タイトル数はPS4が24本、XboxONEが21本だが、自社販売タイトルはソニー・コンピュータエンタテインメント(SCE)が5本、マイクロソフト(MS)が7本だ。またPS4はパッケージソフトが15本、ダウンロード専売が9本で、そのうち3本がF2P(フリー・トゥー・プレー=基本プレー無料・アイテム課金型)だ。一方XboxONEはパッケージソフトが17本、ダウンロード専売が4本で、F2Pは1本だった。

パッケージゲームのアキレスけんは、拡大する中古流通だ。もっとも、不要なゲームを換金できるのは消費者の権利でもある。6月にアメリカで開催されたゲーム見本市「E3」では、ソニー・コンピュータエンタテインメント(SCE)がいち早く中古容認を打ち出し、ネットユーザーの喝采を浴びた。そのためマイクロソフト(MS)がE3後に、中古容認を改めて示す一幕もあったほど。ただSCEはデジタル配信に力を入れることで、結果的に中古対策となっている点が印象的だ。

ネットワークの戦略も異なり、SCEは、新たにクラウド技術を提供する構想を打ち出した。一方のMSは、現行のXboxLiveのサービスに力を入れる模様で、ここでも対応が分かれている。共通するのは、現行機のPS3、Xbox360との互換性がない点で、今後はこの点をカバーする戦略に注目が集まりそうだ。

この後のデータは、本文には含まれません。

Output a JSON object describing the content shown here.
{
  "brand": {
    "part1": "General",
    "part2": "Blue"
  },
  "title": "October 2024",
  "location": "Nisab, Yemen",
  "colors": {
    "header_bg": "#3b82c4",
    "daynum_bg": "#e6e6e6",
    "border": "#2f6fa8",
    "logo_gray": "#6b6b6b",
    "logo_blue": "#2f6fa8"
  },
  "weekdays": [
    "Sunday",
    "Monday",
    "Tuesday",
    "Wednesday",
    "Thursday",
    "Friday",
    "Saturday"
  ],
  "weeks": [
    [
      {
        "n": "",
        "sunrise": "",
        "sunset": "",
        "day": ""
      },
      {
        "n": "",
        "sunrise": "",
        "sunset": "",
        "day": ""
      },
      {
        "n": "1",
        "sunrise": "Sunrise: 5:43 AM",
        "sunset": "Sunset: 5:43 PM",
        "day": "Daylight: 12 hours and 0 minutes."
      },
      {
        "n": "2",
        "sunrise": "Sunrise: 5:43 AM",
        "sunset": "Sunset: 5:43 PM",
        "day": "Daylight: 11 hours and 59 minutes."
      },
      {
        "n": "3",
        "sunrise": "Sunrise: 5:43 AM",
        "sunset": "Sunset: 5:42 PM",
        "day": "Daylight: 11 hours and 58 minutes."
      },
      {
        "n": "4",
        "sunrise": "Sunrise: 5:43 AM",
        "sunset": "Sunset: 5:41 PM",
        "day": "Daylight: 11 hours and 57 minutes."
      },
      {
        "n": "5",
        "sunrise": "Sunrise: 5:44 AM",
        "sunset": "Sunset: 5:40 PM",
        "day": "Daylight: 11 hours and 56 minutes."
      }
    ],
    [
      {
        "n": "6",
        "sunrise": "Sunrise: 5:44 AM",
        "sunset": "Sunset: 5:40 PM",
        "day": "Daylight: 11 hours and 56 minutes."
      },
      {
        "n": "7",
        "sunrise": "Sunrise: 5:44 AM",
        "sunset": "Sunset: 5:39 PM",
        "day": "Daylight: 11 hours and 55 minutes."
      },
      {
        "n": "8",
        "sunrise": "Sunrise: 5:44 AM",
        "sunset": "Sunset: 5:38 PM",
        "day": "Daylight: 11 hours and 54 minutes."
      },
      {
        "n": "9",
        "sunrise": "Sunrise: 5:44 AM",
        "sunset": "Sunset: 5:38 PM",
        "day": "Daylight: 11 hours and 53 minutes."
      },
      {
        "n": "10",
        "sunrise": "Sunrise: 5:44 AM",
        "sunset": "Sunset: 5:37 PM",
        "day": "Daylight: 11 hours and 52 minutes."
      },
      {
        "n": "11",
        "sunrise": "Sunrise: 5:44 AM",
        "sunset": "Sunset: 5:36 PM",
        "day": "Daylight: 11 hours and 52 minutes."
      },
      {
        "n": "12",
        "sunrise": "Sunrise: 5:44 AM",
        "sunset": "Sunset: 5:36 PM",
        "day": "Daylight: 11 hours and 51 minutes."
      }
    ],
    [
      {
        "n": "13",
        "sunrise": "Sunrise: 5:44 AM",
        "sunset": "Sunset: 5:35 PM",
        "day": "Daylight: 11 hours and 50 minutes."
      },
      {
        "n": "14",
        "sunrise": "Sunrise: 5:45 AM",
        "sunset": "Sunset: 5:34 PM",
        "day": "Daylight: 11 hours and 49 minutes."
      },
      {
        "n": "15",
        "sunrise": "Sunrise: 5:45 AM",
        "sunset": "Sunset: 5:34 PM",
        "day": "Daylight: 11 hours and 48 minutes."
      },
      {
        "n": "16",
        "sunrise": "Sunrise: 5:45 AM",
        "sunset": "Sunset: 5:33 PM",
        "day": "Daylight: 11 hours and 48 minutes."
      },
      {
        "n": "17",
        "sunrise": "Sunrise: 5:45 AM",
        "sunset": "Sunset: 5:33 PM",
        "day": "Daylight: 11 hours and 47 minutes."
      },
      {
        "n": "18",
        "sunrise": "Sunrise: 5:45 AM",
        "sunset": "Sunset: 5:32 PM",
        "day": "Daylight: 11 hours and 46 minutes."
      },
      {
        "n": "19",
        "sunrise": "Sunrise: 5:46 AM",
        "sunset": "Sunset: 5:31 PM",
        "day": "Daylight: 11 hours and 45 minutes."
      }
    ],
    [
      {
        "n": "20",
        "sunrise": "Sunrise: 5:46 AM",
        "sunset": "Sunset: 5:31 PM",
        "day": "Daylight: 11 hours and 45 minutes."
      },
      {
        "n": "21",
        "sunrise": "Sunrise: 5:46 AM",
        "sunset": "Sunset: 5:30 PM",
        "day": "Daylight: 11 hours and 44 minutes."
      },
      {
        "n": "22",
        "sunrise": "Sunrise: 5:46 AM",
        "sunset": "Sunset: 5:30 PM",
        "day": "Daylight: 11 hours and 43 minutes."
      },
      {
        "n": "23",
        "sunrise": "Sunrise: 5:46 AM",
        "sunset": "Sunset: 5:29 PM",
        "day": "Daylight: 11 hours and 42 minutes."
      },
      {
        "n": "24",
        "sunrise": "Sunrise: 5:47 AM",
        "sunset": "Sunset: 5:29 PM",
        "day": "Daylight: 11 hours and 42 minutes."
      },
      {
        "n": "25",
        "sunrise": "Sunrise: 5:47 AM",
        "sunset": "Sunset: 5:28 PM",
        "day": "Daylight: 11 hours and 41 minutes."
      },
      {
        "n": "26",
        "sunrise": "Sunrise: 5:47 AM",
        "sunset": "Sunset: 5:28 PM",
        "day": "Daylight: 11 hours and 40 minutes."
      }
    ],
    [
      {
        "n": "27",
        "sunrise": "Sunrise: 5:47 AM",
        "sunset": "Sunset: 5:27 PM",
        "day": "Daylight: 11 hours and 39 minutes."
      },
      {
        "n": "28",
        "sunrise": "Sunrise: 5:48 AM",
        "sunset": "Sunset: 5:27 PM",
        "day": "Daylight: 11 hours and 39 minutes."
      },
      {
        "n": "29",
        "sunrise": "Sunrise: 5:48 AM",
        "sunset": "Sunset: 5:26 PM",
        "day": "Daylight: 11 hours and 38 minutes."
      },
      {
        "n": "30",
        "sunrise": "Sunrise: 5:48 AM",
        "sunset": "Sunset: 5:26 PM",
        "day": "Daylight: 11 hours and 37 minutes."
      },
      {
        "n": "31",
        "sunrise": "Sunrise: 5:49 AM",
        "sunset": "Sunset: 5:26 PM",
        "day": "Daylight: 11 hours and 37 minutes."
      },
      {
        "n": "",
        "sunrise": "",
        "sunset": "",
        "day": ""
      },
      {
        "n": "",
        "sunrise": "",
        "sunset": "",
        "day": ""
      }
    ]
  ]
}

MSはXboxLiveサービスでデジタル流通に先行したが、F2Pには慎重な姿勢を保ってきた。ソフトの単価が10~20ドルで、サードパーティから一定の支持を得ているからだろう。対するSCEはPS3とPSVita向けに、F2Pタイトルのリリース数で先行している。もっともXboxONEのF2Pタイトルが新作なのに対して、PS4のF2Pタイトルは共にPCゲームなどの移植作と、目新しさに欠ける点は否めない。

ポイントはスマートフォンアプリの普及で、両社ともそれを踏まえた対応策が求められていることだ。特に日本ではモバイル・ソーシャルゲームのF2P市場が大きく、パッケージゲームを超えたという調査データも出ている。PS4は14年2月22日に発売予定だが、XboxONEの発売時期は「14年」としか発表されておらず、まだ将来的な優劣を論じることはできない。しかし、従来の常識にとらわれない施策を打ち出せるかが、両ハードの生き残りに大きく左右するだろう。

◇プロフィル

 おの・けんじ 1971年生まれ。山口県出身。「ゲーム批評」編集長をへて2000年からフリーのゲームジャーナリスト。08年に結婚し、妻と猫3匹を支える主夫に“ジョブチェンジ”した。11年から国際ゲーム開発者協会日本(IGDA日本)代表に就任、12年に特定非営利活動(NPO)法人の認定を受け、本格的な活動に乗り出している。